Novel Panel

Wednesday, June 12, 4-5 PM

Moderator Trey Dowell is an award-winning author of both short and novel-length fiction. His short stories have been published in Ellery Queen Mystery Magazine, Abyss and Apex, MetaStellar, and Mystery Magazine, among many others, and he won the 2022 Derringer Award for Best Crime/Mystery Short Story of the year. An avid competition writer, Dowell has won the NYC Midnight's Flash Fiction, WritersWeekly.com, Bethlehem Writer's Roundtable, and Bardsy's short fiction contests. His debut science-fiction thriller, The Protectors, was published in 2014 by Simon & Schuster.


Margaux Dunbar Hession is a funny, off-beat, award-winning writer of dark humor stories that balance darker subjects with audacious wit and off-the-wall scenarios, many inspired by her own escapades. Her first novel, Soaring to New Lows springs from her life as former wife to Journey Rock & Roll Hall of Fame drummer, Aynsley Dunbar. Her writing has appeared in multiple journals and publications. She resides in Kailua Hawaii, where she paddles on a 6-person co-ed outrigger team.


David Starkey served as Santa Barbara's 2009–2011 Poet Laureate. He is founding director of the Creative Writing Program at Santa Barbara City College, co-editor of the California Review of Books, and the publisher and co-editor of Gunpowder Press. Over the past thirty-five years, he has published 11 full-length collections of poetry with small presses and more than 500 poems in literary journals. His novel Poor Ghost was released March 2024.


Candi Sary graduated from the University of California, Irvine. Her novel, Black Crow White Lie (Casperian Books, 2012), won Reader Views Literary Award, a CIBA, and was first runner-up in the Eric Hoffer Book Award. It was made into a short film by Chase Michael Wilson. Her new novel Magdalena (Regal House Publishing, 2023) also won a CIBA. A mother of two adult children, she lives in Southern California with her husband, a dog, a cat, and several ducks. She can often be found surfing and paddling boarding in the waters of Newport Beach.

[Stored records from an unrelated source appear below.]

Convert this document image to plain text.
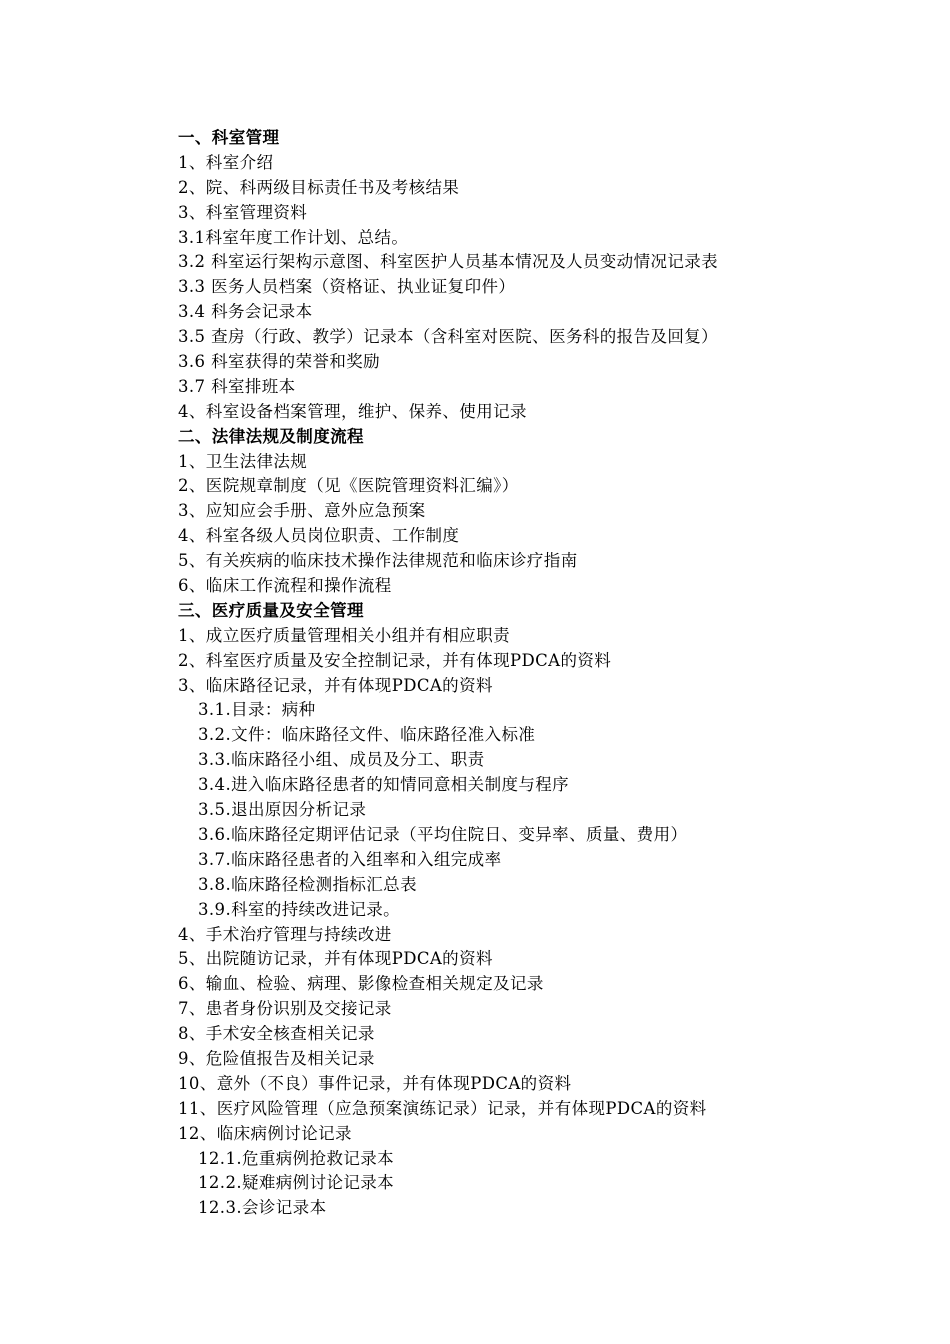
一、科室管理
1、科室介绍
2、院、科两级目标责任书及考核结果
3、科室管理资料
3.1科室年度工作计划、总结。
3.2 科室运行架构示意图、科室医护人员基本情况及人员变动情况记录表
3.3 医务人员档案（资格证、执业证复印件）
3.4 科务会记录本
3.5 查房（行政、教学）记录本（含科室对医院、医务科的报告及回复）
3.6 科室获得的荣誉和奖励
3.7 科室排班本
4、科室设备档案管理，维护、保养、使用记录
二、法律法规及制度流程
1、卫生法律法规
2、医院规章制度（见《医院管理资料汇编》）
3、应知应会手册、意外应急预案
4、科室各级人员岗位职责、工作制度
5、有关疾病的临床技术操作法律规范和临床诊疗指南
6、临床工作流程和操作流程
三、医疗质量及安全管理
1、成立医疗质量管理相关小组并有相应职责
2、科室医疗质量及安全控制记录，并有体现PDCA的资料
3、临床路径记录，并有体现PDCA的资料
3.1.目录：病种
3.2.文件：临床路径文件、临床路径准入标准
3.3.临床路径小组、成员及分工、职责
3.4.进入临床路径患者的知情同意相关制度与程序
3.5.退出原因分析记录
3.6.临床路径定期评估记录（平均住院日、变异率、质量、费用）
3.7.临床路径患者的入组率和入组完成率
3.8.临床路径检测指标汇总表
3.9.科室的持续改进记录。
4、手术治疗管理与持续改进
5、出院随访记录，并有体现PDCA的资料
6、输血、检验、病理、影像检查相关规定及记录
7、患者身份识别及交接记录
8、手术安全核查相关记录
9、危险值报告及相关记录
10、意外（不良）事件记录，并有体现PDCA的资料
11、医疗风险管理（应急预案演练记录）记录，并有体现PDCA的资料
12、临床病例讨论记录
12.1.危重病例抢救记录本
12.2.疑难病例讨论记录本
12.3.会诊记录本
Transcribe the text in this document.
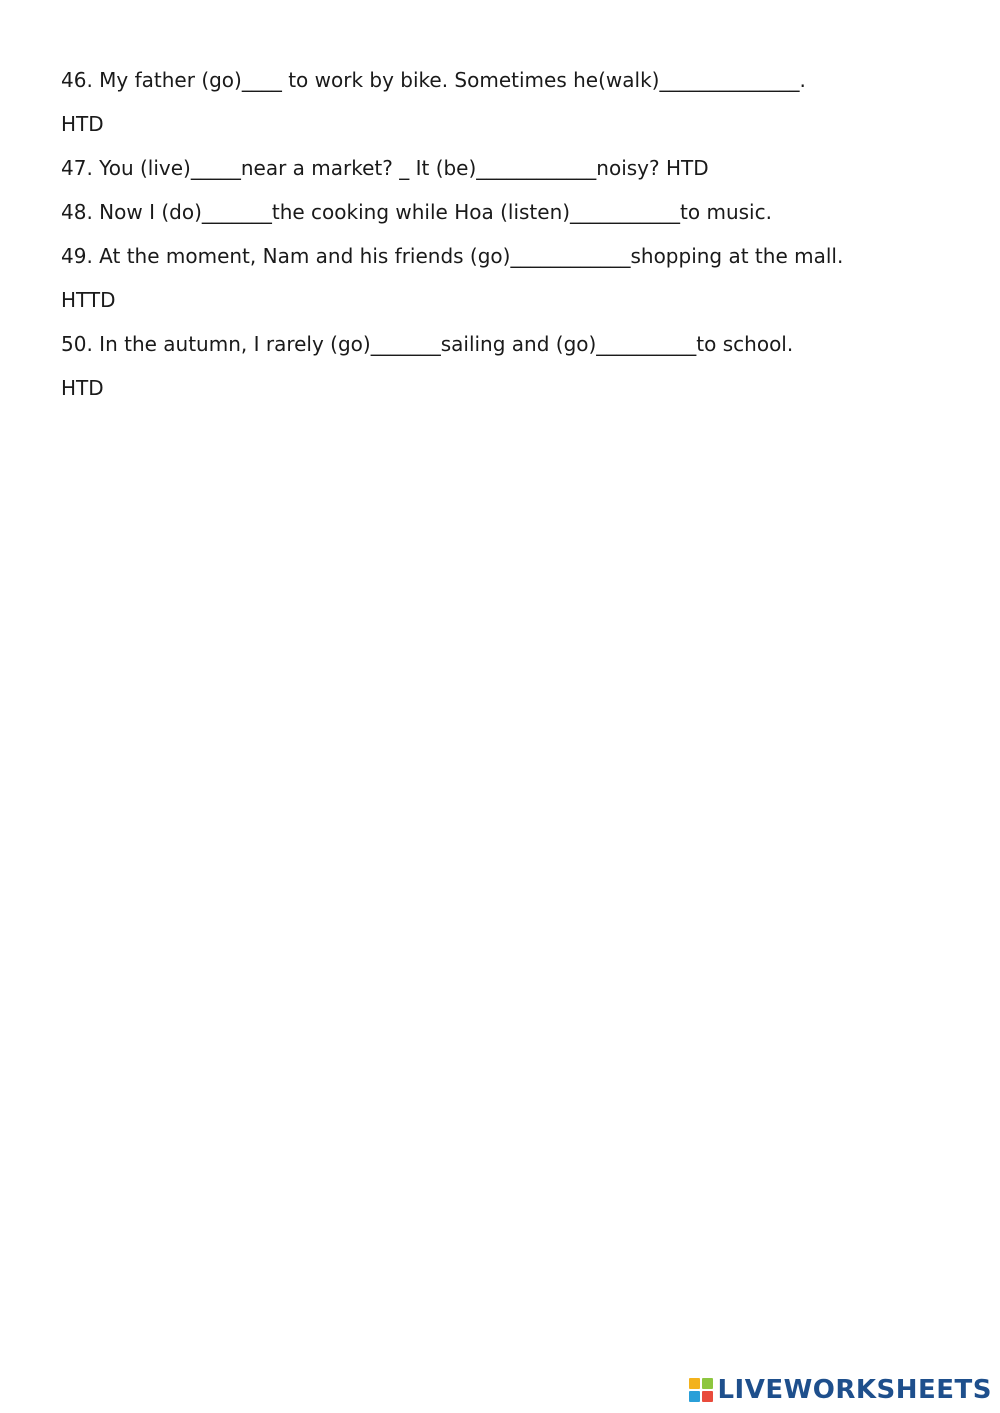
46. My father (go)____ to work by bike. Sometimes he(walk)______________.
HTD
47. You (live)_____near a market? _ It (be)____________noisy? HTD
48. Now I (do)_______the cooking while Hoa (listen)___________to music.
49. At the moment, Nam and his friends (go)____________shopping at the mall.
HTTD
50. In the autumn, I rarely (go)_______sailing and (go)__________to school.
HTD
LIVEWORKSHEETS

James Darnborough was born and educated in London UK before spending nearly 30 years in the media business in South Africa, Australia and the USA. He currently resides in Los Angeles. His historical saga, The Gambler's Game, is set in the twilight of the 19th Century, as the Old West collides with the opulence of the Gilded Age. One man embarks on a journey that redefines redefine his life. His audacious spirit leads him from the dust-chocked plains to the refined ambiance of English garden parties and the allure of Belle Epoque Monte Carlo.


Nancy Klann-Moren, author and artist, is a native Californian raised in North Hollywood. She wrote the novel, The Clock of Life. a thought-provoking, award-winning story of friendship and struggle at a time in our history when American protests changed the status quo. In her short story collection, Like the Flies on The Patio, she brings us fallible and human characters who live on the page and gently break your heart. Her new novel, Love and Protest, begins with the chance discovery of a diary. This is a coming-of-age-story about two young women's paths toward realizing their future as activists.